There are always plenty of storylines going into any opening day, but this year, one stood above them all; a new era in Baton Rouge began as Jay Johnson coached his first game for LSU.
The game started with legendary former LSU Coach Paul Mainieri throwing out the first pitch to Johnson which felt like a literal passing of the torch. Mainieri spent the previous 15 years coaching the Tigers and led them to a National Championship in the 2009 season. This would leave big shoes to fill for any coach stepping into this position, but Johnson from the day he was hired knew and embraced the expectations and challenges that come with being the head baseball coach at LSU.

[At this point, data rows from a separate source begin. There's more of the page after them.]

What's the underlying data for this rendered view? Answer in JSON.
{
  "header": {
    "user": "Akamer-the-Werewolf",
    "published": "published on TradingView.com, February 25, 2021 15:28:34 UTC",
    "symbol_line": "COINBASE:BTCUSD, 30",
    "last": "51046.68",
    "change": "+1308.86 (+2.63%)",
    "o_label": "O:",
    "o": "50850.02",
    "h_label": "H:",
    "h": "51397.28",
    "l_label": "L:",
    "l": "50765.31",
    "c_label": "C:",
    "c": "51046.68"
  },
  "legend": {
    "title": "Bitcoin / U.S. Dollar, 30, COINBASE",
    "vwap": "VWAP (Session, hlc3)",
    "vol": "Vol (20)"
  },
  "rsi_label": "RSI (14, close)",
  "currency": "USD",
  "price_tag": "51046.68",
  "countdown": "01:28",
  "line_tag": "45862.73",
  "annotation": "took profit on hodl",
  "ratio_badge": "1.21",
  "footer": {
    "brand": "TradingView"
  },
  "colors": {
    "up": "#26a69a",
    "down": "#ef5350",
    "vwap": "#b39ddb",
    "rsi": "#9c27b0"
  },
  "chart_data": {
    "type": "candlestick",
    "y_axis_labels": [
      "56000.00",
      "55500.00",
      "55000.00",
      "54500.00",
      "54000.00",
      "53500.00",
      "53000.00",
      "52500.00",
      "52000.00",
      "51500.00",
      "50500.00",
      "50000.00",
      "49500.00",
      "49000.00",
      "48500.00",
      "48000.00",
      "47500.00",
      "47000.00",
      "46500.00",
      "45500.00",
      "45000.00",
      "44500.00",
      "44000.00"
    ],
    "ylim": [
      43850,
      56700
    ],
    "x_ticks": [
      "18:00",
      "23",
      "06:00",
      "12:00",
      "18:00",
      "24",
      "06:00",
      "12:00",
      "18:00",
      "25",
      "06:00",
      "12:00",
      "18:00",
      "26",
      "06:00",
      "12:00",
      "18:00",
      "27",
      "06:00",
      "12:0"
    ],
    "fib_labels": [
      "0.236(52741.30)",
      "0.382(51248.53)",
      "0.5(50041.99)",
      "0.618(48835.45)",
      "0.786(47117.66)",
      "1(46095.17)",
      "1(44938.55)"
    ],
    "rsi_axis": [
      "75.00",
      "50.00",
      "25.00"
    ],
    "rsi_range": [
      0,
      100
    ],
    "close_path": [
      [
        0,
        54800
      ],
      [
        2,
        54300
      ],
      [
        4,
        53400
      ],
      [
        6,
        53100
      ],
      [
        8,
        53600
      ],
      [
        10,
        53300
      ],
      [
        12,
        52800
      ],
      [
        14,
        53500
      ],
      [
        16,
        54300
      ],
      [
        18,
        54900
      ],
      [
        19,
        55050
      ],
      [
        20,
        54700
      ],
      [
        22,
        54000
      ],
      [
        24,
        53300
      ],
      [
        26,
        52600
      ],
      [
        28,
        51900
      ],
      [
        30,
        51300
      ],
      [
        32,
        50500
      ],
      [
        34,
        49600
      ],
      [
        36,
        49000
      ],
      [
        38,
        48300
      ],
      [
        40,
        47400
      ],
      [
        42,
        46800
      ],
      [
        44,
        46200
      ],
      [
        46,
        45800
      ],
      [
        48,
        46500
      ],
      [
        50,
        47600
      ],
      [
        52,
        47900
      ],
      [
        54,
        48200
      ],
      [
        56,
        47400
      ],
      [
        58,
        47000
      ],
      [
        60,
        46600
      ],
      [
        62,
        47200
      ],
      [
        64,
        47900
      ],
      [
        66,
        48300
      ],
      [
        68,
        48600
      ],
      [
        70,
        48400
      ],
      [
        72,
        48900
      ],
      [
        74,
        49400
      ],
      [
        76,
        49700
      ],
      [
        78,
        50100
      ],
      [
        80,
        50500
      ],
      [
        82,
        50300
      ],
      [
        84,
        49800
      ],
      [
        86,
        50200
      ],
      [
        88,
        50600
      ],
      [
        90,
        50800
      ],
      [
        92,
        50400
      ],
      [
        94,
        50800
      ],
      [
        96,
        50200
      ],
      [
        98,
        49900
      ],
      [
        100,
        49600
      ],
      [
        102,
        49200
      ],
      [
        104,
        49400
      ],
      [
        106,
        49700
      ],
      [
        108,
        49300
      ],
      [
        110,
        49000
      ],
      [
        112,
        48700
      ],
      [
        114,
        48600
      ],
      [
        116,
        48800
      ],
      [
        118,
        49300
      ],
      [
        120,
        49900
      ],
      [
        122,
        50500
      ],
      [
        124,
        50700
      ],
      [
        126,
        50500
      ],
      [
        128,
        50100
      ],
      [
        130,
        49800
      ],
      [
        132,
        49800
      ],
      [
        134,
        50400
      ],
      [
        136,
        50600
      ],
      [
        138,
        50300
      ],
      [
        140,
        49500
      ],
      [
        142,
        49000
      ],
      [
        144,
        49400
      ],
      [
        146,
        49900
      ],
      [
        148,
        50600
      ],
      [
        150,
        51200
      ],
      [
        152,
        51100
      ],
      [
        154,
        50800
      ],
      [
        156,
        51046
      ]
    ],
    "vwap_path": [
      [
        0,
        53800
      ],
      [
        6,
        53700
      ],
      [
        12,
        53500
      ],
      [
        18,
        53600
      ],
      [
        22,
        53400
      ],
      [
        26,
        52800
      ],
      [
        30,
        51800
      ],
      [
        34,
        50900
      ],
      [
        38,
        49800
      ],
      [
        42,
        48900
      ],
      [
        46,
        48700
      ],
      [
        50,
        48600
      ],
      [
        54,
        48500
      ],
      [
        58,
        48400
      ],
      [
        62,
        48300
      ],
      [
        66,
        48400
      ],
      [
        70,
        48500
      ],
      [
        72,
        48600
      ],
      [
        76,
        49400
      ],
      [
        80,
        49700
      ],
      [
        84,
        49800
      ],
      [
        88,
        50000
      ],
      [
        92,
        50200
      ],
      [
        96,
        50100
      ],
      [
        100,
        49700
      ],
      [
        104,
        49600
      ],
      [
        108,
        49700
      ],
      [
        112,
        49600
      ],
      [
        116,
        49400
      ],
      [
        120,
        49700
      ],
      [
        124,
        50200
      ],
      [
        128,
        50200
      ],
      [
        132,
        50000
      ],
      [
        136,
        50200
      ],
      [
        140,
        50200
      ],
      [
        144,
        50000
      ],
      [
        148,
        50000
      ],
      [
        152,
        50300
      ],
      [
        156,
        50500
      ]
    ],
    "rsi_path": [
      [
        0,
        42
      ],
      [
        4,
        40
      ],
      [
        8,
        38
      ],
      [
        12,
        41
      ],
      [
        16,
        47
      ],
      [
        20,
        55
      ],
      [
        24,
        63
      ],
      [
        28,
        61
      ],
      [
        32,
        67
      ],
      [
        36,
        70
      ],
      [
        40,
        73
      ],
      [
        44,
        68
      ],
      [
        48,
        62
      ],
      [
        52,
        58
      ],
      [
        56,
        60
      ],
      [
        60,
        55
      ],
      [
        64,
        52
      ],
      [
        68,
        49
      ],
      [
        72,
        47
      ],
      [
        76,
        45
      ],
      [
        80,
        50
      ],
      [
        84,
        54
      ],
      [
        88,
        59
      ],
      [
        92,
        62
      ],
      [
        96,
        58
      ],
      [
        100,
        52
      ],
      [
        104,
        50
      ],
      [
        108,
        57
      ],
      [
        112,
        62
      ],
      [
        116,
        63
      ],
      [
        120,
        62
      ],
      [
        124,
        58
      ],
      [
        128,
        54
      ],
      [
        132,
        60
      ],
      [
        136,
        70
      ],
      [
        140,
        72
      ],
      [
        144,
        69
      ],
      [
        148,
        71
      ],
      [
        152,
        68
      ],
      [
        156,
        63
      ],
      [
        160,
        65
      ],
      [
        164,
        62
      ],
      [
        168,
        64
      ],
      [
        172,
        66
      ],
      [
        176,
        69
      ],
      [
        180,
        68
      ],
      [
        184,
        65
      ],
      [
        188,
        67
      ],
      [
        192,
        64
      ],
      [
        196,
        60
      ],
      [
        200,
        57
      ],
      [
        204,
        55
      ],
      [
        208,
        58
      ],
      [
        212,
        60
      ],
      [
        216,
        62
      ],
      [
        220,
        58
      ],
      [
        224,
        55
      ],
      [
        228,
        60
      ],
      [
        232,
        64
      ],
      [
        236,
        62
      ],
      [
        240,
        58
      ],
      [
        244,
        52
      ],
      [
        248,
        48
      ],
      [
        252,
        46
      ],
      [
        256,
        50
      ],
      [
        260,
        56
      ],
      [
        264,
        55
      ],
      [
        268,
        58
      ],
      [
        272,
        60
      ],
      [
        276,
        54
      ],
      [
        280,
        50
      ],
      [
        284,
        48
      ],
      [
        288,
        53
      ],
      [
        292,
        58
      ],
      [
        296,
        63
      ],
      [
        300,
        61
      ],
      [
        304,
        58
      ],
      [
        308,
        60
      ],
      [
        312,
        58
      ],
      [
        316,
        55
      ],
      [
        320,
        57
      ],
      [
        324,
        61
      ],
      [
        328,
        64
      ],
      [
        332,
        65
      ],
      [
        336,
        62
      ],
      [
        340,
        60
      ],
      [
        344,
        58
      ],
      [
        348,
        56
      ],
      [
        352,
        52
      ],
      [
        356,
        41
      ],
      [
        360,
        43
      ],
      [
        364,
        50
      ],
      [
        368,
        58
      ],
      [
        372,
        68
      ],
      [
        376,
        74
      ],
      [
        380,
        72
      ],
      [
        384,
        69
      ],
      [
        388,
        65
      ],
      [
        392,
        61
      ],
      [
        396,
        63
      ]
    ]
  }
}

The game itself went as many expected. LSU dominated; the offense came alive late and Blake Money proved he has what it takes to be the Friday night starter, pitching seven shutout innings and striking out 10 batters. Johnson was lauded by many for what he did with the roster in the offseason, and that had a major effect on the offensive performance tonight. JUCO transfer Brayden Jobert opened the scoring with an absolue bomb of a solo home run in the fourth inning and finished 2-2 with two RBIs on the night. Jobert was one of many new faces expected to bolster LSU’s offense and tonight was just a small taste of what may be to come from the Sophomore out of Slidell.
“I was just glad to get an opportunity,” Jobert said, having entered the game as a replacement for the injured Cade Beloso. “Fortunately for me it ended up as a homerun, but I’m very fortunate to have that opportunity and I’m very glad we came out with a win.”
It is never a good idea to over-analyze a college baseball team’s opening night performance, but when it’s the first game under a new coach, fans are eager to have all their questions answered on night one. There is not a whole lot that can be gathered from LSU beating up on an objectively bad Maine team, but this game was the culmination of the last eight months that Johsnon has spent shaping this team and program in his image.
Ever since Skip Bertman took over in 1984 and turned LSU into a powerhouse, the program has had the winning DNA and mentality it takes to compete at the highest level. From Bertman to Mainieri, LSU remained a powerhouse, so an overhaul of the program was not what LSU was looking for. However, finding a coach who can step into a situation with immense pressure like LSU and keep things going while running the program his own way is not easy to find and Johnson’s work this offseason had fans excited that LSU found that coach in Johnson.
From his work in the transfer portal, to signing the No. 1 recruiting class, Johnson proved his work ethic behind the scenes early, and the only thing fans were still waiting to see was the performance of his team. This in itself brings pressure, and that could be felt as the game featured little action going into the bottom of the fourth inning. In the bottom of the fourth however, Jobert’s homerun got the party started for the Tigers and the rest of the game personified the excitement and promise that came from Johnson’s first offseason in Baton Rouge.
“It was awesome,” Johnson said, talking about how it felt to finally make his debut.
The next national championship is hardly built in one game, but this game was the perfect opportunity for the big ball of excitement created by the offseason to finally burst. Bertman and Manieri both joined Johnson on the field before the game and the result and performance from the team was one that very much fit the standard set by those two men.